At high temperatures, sulfur combines with iron to form the brown-black iron (II) sulfide: Fe (s) + S (I) - --> FeS (s) In one experiment, 7.62 g of Fe are allowed to react with 8.67 g of S. a. What is the limiting reagent, and what is the reactant in excess? b.

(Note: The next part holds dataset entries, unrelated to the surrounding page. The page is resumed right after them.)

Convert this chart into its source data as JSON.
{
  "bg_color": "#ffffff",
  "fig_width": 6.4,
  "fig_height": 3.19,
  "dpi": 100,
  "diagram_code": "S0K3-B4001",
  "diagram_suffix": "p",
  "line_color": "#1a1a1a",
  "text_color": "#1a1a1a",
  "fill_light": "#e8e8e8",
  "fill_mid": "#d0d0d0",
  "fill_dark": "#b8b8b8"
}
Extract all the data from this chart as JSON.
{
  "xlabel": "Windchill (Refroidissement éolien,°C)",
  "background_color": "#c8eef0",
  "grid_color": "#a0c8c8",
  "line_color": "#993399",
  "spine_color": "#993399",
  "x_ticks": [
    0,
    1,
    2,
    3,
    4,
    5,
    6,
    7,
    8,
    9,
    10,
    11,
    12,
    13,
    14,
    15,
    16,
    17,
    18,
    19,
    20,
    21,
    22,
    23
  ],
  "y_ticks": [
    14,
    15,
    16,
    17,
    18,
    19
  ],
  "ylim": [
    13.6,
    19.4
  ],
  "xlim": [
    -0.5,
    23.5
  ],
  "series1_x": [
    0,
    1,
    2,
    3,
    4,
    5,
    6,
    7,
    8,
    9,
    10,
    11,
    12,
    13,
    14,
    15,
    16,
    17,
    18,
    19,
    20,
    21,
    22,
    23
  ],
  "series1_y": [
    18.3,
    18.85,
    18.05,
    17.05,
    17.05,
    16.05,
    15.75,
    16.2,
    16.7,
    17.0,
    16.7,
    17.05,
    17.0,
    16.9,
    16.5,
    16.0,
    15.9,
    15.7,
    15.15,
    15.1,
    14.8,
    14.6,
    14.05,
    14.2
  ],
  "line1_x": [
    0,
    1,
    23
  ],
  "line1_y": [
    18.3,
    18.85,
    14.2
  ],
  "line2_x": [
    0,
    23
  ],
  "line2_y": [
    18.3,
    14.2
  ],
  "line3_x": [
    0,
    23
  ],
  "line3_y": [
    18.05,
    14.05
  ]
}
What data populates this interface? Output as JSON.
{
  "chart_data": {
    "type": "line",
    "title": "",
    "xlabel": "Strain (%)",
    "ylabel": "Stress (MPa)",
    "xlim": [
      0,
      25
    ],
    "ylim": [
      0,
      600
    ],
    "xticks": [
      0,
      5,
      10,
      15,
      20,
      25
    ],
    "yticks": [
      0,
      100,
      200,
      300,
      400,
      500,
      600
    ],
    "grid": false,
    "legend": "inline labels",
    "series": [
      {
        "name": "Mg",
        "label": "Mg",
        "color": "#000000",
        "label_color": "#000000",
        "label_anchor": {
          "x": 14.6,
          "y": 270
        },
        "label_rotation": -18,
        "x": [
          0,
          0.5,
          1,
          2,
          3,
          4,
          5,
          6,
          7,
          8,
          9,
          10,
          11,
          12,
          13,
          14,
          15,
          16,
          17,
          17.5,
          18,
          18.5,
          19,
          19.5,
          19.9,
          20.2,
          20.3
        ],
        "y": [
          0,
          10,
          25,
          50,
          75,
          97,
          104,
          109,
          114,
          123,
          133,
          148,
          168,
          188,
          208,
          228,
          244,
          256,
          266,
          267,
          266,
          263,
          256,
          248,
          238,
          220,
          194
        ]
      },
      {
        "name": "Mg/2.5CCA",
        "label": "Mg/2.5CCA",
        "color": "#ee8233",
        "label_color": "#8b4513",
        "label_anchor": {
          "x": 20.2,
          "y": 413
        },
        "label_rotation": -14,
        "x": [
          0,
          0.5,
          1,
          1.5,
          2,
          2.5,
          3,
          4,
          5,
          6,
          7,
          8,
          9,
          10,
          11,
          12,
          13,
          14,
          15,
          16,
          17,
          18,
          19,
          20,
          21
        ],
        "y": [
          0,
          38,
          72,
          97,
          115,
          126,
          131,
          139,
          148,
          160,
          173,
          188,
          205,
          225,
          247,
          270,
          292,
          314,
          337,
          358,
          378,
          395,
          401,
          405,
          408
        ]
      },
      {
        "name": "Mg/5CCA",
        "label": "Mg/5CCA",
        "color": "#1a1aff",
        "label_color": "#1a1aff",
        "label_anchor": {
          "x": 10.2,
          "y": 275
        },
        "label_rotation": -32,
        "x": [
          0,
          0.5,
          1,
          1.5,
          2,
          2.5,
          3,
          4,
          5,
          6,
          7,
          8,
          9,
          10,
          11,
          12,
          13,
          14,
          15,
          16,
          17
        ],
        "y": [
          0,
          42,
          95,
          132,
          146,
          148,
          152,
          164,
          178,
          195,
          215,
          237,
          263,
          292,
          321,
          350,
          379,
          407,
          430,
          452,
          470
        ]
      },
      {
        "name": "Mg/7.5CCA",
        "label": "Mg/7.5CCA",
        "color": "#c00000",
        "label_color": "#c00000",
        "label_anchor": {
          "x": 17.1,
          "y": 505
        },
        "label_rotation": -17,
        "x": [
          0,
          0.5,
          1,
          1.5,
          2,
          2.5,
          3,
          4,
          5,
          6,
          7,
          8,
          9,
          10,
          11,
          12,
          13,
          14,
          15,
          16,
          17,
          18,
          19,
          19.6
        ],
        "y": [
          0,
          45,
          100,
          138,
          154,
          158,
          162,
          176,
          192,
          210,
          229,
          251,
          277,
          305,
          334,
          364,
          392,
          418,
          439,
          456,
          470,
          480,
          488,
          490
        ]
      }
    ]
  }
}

Calculate the mass of FeS formed.

- S, is the reactant in excess

- Fe is the limiting reactant

- Mass of FeS formed: 12 g

Explanation:

This is the reaction:

Fe (s) + S (l) → FeS

Ratio in this reaction is 1:1

We have 7.62 g of Fe, and 8.67 g of S.

Let's convert to moles:

Mass / Molar mass = moles

Molar mass Fe = 55.8 g/m

Molar mass S = 32 g/m

Moles Fe : 7.62g / 55.8 g/m = 0.136 moles

Moles S: 8.67 g / 32 g/m = 0.271 moles

If we have 0.136 moles of Fe, we need 0.136 moles of S and we have 0.271. S, is the reactant in excess.

For 0.271 moles of S, we need the same amount of Fe and we only have 0.136, so Fe is the limiting reactant.

Ratio between Fe and FeS is also 1:1 so 0.136 moles of Fe generates 0.136 moles of FeS

Molar mass FeS =

Moles - molar mass = mass

87.9 g/m. 0.136m = 12 g